Third point has to do with knowing your limitations. The professor and the missus haven't been here long enough to know the terrain. The theoretical aspects of public administration a PhD knows so well can be so different from the real world inhabited by the Ronnie Zamoras, the Lenny de Jesuses they have to contend with.
And I can only smile at how the missus thinks her stint with the Beijing bureau of the New York Times and her degree from Boston University qualifies her to draft an effective strategy to run the Malacañang Press Office. I can almost hear the UP grads at the Press Office mumbling "ang yabang yabang, Maryknoll lang pala. At saka Boston U? Harvard sana."
I hope the professor and his missus haven't been so burned by their initial brush with the local power players to make them decide to take the first flight back to Canada. I think the professor has much to contribute. I would like to believe he and the missus have their hearts in the right place. Maybe, just a little overeager. I only advise them to be more sensitive to the environment, not to rush in like Sherman tanks in some other people's turfs and not to swagger like a mayabang na balikbayan.

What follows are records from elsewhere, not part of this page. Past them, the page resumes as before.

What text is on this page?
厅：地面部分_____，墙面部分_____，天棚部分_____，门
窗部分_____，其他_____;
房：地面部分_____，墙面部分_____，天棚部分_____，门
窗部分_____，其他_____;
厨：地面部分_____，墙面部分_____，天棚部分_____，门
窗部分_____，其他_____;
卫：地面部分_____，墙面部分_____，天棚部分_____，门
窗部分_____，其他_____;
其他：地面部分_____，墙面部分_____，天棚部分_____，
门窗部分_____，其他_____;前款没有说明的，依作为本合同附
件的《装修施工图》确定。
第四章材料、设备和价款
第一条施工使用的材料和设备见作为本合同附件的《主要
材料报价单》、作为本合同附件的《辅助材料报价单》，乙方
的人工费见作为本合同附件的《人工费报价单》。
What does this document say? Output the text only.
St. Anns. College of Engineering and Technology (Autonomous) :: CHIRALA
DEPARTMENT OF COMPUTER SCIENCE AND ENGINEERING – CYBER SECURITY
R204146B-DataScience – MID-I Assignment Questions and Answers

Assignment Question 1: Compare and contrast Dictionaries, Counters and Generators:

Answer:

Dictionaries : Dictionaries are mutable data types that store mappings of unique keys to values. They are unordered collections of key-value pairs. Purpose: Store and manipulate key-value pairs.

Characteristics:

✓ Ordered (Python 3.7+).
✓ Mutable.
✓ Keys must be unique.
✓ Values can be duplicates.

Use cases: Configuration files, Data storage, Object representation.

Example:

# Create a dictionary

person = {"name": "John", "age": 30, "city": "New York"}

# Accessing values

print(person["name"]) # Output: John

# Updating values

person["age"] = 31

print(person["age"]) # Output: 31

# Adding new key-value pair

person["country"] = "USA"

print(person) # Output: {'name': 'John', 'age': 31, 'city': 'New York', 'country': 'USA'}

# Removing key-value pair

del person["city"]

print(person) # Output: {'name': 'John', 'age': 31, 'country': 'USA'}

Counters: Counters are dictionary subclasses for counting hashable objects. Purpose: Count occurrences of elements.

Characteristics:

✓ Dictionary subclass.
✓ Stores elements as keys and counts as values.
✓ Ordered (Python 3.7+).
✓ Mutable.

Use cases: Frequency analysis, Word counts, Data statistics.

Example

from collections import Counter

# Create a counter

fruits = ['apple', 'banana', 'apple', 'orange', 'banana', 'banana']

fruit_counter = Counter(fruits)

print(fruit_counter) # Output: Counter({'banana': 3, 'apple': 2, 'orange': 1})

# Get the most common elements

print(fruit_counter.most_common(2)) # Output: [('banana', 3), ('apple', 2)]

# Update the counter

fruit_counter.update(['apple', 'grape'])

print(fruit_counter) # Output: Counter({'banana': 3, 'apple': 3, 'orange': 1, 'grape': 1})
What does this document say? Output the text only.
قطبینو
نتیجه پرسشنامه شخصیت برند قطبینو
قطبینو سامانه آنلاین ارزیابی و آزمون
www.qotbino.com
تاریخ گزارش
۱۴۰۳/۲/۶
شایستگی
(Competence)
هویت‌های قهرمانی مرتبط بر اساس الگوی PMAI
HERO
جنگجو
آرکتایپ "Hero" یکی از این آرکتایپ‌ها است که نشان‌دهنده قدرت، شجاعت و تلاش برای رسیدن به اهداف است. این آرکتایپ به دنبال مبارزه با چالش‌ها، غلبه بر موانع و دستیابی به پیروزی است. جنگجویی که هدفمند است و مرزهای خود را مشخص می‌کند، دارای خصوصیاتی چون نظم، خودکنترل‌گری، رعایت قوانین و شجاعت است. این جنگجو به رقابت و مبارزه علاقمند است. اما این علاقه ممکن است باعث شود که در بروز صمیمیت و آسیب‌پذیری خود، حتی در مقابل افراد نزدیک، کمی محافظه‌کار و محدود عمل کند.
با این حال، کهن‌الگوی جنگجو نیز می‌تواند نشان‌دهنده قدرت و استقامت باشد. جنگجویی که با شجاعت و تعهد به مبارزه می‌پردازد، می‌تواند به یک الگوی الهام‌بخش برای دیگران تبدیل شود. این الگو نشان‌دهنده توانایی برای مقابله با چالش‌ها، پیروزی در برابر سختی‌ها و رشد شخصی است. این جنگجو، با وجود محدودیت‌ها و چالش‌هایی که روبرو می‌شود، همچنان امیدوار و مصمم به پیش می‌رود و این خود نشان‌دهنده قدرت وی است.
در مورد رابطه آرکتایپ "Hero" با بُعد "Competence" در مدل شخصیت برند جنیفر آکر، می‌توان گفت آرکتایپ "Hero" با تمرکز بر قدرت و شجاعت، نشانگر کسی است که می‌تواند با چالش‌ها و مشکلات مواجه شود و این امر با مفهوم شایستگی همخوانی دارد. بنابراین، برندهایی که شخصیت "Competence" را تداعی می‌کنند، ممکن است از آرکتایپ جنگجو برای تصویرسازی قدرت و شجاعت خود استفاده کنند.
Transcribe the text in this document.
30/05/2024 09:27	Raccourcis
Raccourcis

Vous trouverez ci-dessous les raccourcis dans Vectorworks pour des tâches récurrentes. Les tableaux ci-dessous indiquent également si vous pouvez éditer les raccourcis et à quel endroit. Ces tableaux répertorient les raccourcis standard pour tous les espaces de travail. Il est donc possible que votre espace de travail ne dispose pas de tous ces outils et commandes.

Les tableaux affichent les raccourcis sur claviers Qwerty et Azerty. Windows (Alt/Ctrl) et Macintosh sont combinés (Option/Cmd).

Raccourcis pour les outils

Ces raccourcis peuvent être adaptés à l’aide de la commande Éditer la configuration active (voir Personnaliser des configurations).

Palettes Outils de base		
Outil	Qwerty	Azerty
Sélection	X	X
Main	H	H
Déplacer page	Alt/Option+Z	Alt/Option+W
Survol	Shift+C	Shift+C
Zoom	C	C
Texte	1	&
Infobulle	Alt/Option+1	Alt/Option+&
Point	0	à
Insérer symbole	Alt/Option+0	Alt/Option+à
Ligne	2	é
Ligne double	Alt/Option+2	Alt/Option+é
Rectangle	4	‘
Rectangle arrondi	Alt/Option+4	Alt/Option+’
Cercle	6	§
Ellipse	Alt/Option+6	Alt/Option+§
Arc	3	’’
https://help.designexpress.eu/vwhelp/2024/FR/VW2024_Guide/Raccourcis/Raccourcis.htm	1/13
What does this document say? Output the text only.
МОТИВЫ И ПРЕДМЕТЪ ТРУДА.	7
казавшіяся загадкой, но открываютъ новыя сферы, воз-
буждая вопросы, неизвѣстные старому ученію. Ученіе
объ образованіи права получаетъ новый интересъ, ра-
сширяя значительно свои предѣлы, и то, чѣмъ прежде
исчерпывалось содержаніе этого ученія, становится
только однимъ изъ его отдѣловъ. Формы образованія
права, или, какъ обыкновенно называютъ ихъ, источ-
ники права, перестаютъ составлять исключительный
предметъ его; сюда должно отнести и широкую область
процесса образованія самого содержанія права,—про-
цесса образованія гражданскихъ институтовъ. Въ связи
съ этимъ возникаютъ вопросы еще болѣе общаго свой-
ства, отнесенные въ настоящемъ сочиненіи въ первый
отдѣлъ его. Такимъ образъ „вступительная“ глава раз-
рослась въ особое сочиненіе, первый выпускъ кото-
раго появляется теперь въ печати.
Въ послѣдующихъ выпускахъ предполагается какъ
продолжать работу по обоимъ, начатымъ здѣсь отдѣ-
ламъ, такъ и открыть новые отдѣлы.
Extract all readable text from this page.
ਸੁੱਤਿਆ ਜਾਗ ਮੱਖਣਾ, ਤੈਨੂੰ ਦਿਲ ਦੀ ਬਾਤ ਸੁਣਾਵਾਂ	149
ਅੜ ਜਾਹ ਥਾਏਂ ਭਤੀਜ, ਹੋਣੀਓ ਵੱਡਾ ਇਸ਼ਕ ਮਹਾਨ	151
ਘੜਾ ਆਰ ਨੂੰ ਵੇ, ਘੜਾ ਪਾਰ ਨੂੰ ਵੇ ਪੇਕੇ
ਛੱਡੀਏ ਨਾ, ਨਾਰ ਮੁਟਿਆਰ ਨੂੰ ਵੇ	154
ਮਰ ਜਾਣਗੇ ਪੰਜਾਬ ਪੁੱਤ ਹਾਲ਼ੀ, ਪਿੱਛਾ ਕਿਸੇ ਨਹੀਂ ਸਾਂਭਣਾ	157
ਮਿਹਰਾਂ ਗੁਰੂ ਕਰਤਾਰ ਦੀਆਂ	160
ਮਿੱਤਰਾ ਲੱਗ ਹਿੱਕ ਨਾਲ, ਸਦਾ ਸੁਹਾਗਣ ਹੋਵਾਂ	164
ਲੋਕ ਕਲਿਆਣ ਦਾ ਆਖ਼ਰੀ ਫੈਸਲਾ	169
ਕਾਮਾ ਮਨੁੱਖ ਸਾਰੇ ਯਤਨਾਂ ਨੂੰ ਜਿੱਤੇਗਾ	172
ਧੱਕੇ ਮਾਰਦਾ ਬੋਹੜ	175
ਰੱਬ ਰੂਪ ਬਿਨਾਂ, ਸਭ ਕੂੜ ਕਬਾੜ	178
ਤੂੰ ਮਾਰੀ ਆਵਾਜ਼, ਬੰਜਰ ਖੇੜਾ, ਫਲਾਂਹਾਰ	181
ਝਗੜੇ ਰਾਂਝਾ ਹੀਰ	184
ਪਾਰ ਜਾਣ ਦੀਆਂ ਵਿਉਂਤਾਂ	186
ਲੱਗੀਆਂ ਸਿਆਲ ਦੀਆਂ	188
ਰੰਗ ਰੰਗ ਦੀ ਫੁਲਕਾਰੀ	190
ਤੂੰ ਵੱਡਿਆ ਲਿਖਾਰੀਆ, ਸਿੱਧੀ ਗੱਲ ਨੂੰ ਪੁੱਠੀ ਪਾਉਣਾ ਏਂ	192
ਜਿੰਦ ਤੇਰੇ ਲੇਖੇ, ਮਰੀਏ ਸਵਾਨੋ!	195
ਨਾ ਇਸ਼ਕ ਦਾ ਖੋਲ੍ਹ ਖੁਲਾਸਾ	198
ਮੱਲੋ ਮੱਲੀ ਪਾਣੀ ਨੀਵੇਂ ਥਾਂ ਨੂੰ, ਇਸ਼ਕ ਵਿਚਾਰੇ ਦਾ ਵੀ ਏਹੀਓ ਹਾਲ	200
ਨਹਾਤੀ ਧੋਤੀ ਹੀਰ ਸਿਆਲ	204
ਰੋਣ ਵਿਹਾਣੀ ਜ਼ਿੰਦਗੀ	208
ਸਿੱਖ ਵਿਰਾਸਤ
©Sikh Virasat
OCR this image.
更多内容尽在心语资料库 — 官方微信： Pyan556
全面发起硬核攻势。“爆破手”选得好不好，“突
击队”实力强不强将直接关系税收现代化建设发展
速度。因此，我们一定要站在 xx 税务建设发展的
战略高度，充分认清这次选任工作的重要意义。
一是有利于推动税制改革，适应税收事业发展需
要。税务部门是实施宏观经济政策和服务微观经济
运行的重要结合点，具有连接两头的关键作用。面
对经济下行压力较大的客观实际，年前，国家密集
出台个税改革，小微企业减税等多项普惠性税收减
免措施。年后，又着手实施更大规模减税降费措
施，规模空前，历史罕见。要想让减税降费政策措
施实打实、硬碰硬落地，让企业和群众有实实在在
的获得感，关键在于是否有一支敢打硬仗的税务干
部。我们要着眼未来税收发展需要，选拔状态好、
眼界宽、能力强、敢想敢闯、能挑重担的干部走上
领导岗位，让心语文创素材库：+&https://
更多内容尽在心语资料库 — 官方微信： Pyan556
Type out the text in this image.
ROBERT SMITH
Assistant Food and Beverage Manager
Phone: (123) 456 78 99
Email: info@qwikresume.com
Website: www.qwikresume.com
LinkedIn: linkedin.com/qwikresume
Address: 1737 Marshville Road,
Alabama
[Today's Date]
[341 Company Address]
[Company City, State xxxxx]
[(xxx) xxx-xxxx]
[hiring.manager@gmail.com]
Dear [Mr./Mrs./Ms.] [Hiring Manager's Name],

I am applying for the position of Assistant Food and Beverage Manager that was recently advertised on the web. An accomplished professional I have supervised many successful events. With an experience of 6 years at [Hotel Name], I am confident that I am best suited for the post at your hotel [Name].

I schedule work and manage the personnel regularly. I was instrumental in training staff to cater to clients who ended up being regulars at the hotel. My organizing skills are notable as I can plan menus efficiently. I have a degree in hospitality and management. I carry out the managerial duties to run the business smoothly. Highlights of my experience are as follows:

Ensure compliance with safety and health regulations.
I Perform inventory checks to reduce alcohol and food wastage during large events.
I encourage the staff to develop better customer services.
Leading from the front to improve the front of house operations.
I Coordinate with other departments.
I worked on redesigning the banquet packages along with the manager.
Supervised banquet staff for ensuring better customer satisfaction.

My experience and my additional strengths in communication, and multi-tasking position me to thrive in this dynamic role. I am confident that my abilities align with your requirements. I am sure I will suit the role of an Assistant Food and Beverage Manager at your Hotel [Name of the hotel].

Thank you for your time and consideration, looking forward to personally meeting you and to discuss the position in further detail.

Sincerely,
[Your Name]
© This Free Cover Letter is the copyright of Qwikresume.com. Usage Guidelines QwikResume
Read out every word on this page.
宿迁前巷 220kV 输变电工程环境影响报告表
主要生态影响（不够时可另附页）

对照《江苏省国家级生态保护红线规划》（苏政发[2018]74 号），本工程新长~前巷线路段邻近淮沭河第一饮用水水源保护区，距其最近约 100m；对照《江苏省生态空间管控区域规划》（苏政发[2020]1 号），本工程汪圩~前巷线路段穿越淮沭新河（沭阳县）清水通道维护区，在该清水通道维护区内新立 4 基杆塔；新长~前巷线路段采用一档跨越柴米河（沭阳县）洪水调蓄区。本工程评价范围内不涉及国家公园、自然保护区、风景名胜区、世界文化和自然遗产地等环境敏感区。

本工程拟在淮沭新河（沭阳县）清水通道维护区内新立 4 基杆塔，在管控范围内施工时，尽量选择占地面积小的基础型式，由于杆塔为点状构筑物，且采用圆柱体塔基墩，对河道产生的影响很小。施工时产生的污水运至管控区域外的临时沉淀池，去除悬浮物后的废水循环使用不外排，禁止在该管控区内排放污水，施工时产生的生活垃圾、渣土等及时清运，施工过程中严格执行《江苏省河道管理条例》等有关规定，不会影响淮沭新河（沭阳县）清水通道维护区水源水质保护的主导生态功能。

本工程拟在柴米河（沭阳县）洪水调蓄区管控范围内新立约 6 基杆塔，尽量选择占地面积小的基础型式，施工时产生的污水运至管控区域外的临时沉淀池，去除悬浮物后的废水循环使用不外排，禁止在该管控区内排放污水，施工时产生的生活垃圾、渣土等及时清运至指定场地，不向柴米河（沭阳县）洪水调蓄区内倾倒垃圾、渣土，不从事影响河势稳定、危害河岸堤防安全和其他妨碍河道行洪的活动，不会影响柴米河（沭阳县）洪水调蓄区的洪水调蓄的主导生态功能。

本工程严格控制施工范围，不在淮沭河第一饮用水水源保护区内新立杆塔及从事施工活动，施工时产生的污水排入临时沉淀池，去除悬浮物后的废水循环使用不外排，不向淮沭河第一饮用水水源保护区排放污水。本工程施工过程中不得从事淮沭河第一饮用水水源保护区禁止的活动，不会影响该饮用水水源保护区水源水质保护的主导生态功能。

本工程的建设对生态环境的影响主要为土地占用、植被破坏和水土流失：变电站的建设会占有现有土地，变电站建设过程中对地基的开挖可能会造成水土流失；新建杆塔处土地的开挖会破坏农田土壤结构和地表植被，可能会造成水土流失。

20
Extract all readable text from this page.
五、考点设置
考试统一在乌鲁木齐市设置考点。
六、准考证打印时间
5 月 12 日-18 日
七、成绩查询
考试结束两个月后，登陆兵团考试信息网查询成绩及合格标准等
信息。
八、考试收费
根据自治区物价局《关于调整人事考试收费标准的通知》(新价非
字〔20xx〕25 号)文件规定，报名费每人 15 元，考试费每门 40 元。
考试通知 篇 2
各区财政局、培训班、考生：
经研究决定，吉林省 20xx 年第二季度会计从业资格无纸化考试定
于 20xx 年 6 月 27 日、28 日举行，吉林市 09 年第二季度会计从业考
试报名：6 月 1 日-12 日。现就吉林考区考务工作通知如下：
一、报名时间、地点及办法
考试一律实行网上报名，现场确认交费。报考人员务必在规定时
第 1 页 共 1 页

Strike 1. But that's not the end of the game. How they learn from their experience is what's important. One last piece of advice: take things in stride. Do not say things like having given up one's Canadian citizenship and thousands of dollars in income or things like that. That sounds pikon. And in this country, specially in this country's politics, ang unang mapikon, talo.
There is a term for it I learned while covering the foreign affairs beat: faux pas. Bad mistake. This is something the Laquians are experiencing now, because they had forgotten what our culture was all about. But they are not alone. Reader Rosana Sy forwarded to me this e-mail listing a number of cross cultural marketing faux pas, which can be funny.
1. The Dairy Association's huge success with the campaign "Got Milk?" prompted them to expand advertising to Mexico. It was soon brought to their attention the Spanish translation read "Are you lactating?"
2. Coors put its slogan, "Turn It Loose," into Spanish, where it was read as "Suffer From Diarrhea."
3. Scandinavian vacuum manufacturer Electrolux used the following in an American campaign: "Nothing sucks like an Electrolux." 4. Clairol introduced the "Mist Stick," a curling iron, into Germany only to find out that "mist" is slang for manure. Not too many people had use for the "Manure Stick."
5. When Gerber started selling baby food in Africa, they used the same packaging as in the US, with the smiling baby on the label. Later they learned that in Africa, companies routinely put pictures on the labels of what's inside, since many people can't read.
6. Pepsi's "Come Alive With the Pepsi Generation" translated into "Pepsi Brings Your Ancestors Back From the Grave" in Chinese.
7. Frank Perdue's chicken slogan, "It takes a strong man to make a tender chicken" was translated into Spanish as "it takes an aroused man to make a chicken affectionate."
8. When Parker Pen marketed a ball-point pen in Mexico, its ads were supposed to have read, "It won't leak in your pocket and embarrass you." The company thought that the word "embarazar" (to impregnate) meant to embarrass, so the ad read: "It won't leak in your pocket and make you pregnant!"